(Updated 2:56 p.m.) The last statewide jobs report before the Nov. 4 election was good news for Democratic Gov. Dannel P. Malloy. The report issued by the Connecticut Department of Labor showed that the state added 11,500 nonfarm jobs in September.
Malloy has been trailing his Republican opponent, Tom Foley, in public opinion polls on the issue of the economy, which 40 percent of voters said was the most important issue. So it’s no surprise that Monday’s news was welcomed by the incumbent governor.
“I feel gratified,” Malloy said Monday at Penn Global in North Branford. “It’s the highest single, monthly job number since 1993.”
He said Connecticut was in a “deeper hole” when the recession hit “and it’s taken awhile to get out.”
Foley’s campaign and the state Republican Party issued separate statements calling the jobs numbers good news, but not good enough.
“We are glad that Connecticut picked up jobs last month but it is still not enough. We have only recovered 70 percent of the jobs lost during the recession and we still have one of the worst job recovery rates in the nation. Our weak recovery is the result of Dan Malloy’s failed policies and things will not improve without a change of leadership and a new direction,” Foley spokesman Chris Cooper said.
With an average of 1,500 jobs gained every month for the past three years of Malloy’s administration, one economist finds it hard not to be suspicious of the latest job numbers, which could be revised next month after the election.
But Malloy believes there’s enough substance to the numbers that they will hold.
“We’re having the lowest, continuing to drop unemployment claims in recent history. It is consistent,” Malloy said. “Every year I’ve been governor the end of year review of these numbers has adjusted them upwards, not downwards.”
Withholding taxes paid by self-employed individuals and sales tax collections show the state is moving steadily forward, Malloy said.
But Don Klepper-Smith, an economist with DataCore Partners, remained skeptical.
He called the numbers “wildly surprising to the upside” given the aggregate body of economic data he’s seen this year.
“The words ‘statistical anomaly’ first come to mind, and possibly raise some interesting questions that I haven’t even pondered yet,” Klepper-Smith said.
He said the number he is keeping an eye on is the year-to-date total nonfarm employment, which has only risen 0.6 percent “well below our long-term average annual growth rate of 1.2 percent witnessed between 1960 and 2013.”
On Monday, the Connecticut Department of Labor adjusted its August job losses from 3,600 to 1,200. All of the job losses in August were tied to local government and not the private sector, which gained 400 jobs that month.
The Labor Department reported that unemployment dropped from 6.6 percent to 6.4 percent.
“September employment numbers are very encouraging with strong gains in estimated payroll employment,” Andy Condon, director of the Labor Department’s Office of Research, said. “Some of this gain was expected, especially in local public education and leisure & hospitality, where seasonal shifts may have been missed in August.”
Condon added that “both Connecticut’s nonfarm employment and unemployment rate are back to late 2008 levels. However, monthly sample-based labor statistics can be volatile in either direction and should be looked at in context of longer trends over several months.”
According to the labor report, September’s nonfarm employment gain was the largest monthly gain since April 1994. It also represents the seventh month of nonfarm employment gains this year. The only month in which the state saw an overall job loss was August, and according to the Labor Department, those jobs came out of local government.

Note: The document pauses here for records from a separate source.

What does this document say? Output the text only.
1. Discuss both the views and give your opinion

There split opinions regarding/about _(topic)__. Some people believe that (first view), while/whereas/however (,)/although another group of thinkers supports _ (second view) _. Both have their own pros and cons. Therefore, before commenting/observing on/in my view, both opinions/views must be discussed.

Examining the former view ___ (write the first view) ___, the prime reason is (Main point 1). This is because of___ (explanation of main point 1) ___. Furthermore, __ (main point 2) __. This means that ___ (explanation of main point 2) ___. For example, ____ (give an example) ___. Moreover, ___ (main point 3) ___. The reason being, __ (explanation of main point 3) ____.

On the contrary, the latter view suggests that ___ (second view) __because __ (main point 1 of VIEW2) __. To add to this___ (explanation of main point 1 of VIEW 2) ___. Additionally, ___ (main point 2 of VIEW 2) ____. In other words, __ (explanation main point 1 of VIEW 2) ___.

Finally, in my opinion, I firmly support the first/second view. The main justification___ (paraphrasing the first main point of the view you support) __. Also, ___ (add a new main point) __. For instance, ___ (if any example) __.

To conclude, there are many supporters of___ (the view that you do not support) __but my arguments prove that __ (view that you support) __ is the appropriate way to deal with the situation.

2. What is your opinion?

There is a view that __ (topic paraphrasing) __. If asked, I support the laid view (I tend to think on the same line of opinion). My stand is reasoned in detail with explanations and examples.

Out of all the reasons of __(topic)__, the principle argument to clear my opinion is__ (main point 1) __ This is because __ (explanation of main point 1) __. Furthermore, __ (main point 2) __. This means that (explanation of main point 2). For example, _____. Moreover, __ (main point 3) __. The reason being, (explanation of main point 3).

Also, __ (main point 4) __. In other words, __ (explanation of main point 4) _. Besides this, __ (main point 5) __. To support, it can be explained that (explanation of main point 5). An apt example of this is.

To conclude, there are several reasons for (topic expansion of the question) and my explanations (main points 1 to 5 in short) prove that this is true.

When looking only at private sector job growth, September’s employment figures are the largest private sector gain since January 1993. Over-the-year, Connecticut has now added 24,500 private sector jobs, according to the report.
Connecticut has now recovered 85,300 positions, or 71.6 percent of the 119,100 seasonally adjusted total nonfarm jobs that were lost in the state during the March 2008 to February 2010 recession, according to the Labor Department.
The Hartford labor market gained the most jobs in September and the Waterbury labor market was the only one of the six job markets in the state to lose jobs. Waterbury lost 300 jobs and Hartford gained 2,700 in September.